Ao mesmo tempo, os freios aerodinâmicos se estenderam apenas parcialmente, porque estes também eram operados por cabo e ficaram frouxos devido ao calor do fogo. E o pior de tudo, a tentativa de Bell de baixar o trem de pouso provocou apenas um alerta de configuração do trem de pouso, avisando-o de que o trem não havia se estendido, também devido aos danos causados pelo fogo.
Mesmo assim, Bell continuou sua descida desesperada, selecionando 1.500 pés na janela de altitude do piloto automático. Momentos depois, ainda em descida, o voo 6 sobrevoou o Aeroporto Internacional de Dubai a uma altitude de 4.200 pés, com uma velocidade de 320 nós, mais que o dobro da velocidade normal de pouso do 747. Pelo rádio, Bell pôde ser ouvido dizendo: "Hã, estou sem trem de pouso", seguido segundos depois por: "Senhor, onde estamos? Onde estamos localizados?"
Em resposta, a aeronave de retransmissão forneceu um aeroporto alternativo: “Você consegue fazer uma curva à esquerda agora, para Sharjah, fica a 16 quilômetros de distância?”
"Vou virar à esquerda, qual direção?", perguntou Bell.
A aeronave de retransmissão então perguntou a direção ao Bahrein, que por sua vez perguntou a Dubai por telefone fixo. Esse processo levou um tempo considerável, durante o qual o voo 6 continuou a cruzar os céus de Dubai a 300 nós. "Depressa, qual direção?", perguntou Bell.
“Ok, rumo zero nove cinco, você está na final para Sharjah”, respondeu finalmente a aeronave de retransmissão.

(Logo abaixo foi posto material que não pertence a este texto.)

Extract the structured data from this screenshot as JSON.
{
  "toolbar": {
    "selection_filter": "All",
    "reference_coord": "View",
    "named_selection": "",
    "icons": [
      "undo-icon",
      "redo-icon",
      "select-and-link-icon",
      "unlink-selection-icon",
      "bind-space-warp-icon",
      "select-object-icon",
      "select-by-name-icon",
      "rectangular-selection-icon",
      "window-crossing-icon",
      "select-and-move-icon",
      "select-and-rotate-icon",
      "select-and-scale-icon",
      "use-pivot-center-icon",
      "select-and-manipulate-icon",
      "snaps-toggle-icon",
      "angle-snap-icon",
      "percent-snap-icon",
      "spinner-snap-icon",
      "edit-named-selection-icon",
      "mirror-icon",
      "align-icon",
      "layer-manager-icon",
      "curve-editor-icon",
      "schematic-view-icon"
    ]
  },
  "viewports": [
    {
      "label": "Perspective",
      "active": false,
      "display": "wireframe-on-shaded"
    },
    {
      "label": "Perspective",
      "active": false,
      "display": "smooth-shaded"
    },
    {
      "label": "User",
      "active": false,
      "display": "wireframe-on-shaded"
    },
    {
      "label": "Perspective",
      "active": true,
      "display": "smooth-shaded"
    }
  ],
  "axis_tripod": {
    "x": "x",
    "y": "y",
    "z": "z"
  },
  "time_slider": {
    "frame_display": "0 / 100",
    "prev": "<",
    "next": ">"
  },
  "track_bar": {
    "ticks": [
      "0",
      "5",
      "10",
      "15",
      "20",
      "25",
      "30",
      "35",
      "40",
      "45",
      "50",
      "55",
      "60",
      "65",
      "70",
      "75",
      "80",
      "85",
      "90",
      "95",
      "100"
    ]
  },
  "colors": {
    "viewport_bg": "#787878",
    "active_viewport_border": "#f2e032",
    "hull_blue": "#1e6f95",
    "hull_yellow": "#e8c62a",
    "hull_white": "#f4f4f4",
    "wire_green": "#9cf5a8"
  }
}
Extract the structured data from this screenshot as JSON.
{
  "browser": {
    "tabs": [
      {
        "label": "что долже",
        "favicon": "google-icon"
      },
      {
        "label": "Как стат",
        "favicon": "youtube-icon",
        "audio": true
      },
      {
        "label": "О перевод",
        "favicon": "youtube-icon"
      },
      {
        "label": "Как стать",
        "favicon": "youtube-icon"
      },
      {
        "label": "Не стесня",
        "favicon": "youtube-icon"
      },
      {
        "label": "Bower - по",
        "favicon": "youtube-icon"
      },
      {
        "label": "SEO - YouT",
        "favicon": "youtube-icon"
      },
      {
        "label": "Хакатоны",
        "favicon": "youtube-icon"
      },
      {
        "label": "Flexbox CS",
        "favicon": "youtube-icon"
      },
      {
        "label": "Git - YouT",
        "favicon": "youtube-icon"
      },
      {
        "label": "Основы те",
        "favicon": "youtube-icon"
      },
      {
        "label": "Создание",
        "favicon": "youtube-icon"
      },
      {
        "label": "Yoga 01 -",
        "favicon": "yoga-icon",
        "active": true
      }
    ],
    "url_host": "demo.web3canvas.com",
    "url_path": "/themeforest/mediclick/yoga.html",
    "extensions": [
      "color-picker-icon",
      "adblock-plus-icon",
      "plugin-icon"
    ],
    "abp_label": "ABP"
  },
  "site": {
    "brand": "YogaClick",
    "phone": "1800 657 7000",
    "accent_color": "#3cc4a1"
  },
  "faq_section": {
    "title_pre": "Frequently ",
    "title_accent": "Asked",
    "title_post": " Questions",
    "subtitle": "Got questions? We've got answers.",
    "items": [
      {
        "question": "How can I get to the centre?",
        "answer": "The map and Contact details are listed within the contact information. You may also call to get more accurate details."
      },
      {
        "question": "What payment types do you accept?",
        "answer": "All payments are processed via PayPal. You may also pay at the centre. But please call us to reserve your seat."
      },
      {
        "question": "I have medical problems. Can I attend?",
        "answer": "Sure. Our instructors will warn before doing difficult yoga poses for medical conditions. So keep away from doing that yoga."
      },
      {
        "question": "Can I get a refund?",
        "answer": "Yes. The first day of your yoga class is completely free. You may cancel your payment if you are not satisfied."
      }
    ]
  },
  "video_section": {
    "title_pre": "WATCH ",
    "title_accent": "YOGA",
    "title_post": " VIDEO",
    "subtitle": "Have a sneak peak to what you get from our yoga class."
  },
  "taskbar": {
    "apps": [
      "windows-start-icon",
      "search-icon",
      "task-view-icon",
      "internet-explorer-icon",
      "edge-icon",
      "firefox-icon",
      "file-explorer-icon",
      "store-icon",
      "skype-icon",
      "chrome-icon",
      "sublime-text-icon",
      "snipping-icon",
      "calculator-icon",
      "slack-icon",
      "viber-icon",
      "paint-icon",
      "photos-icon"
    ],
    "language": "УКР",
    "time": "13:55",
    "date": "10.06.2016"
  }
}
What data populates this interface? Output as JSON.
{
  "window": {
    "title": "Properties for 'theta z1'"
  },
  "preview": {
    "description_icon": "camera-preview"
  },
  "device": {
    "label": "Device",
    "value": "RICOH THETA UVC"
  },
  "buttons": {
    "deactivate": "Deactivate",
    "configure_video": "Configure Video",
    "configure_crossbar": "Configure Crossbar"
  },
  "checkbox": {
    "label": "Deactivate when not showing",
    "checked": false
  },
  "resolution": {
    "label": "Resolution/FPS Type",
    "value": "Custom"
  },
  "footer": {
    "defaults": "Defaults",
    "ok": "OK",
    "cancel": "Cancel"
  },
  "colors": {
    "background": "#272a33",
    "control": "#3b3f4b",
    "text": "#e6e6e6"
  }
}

Em resposta, Bell tentou inserir uma proa de 095 graus na janela de proa do piloto automático, mas, em meio à fumaça escura, acidentalmente selecionou 195 graus. Imediatamente, o piloto automático começou a direcionar o avião para a direita em vez da esquerda, atingindo seu ângulo de inclinação máximo permitido de 37,5 graus — o suficiente para disparar um alerta automático de "BANK ANGLE".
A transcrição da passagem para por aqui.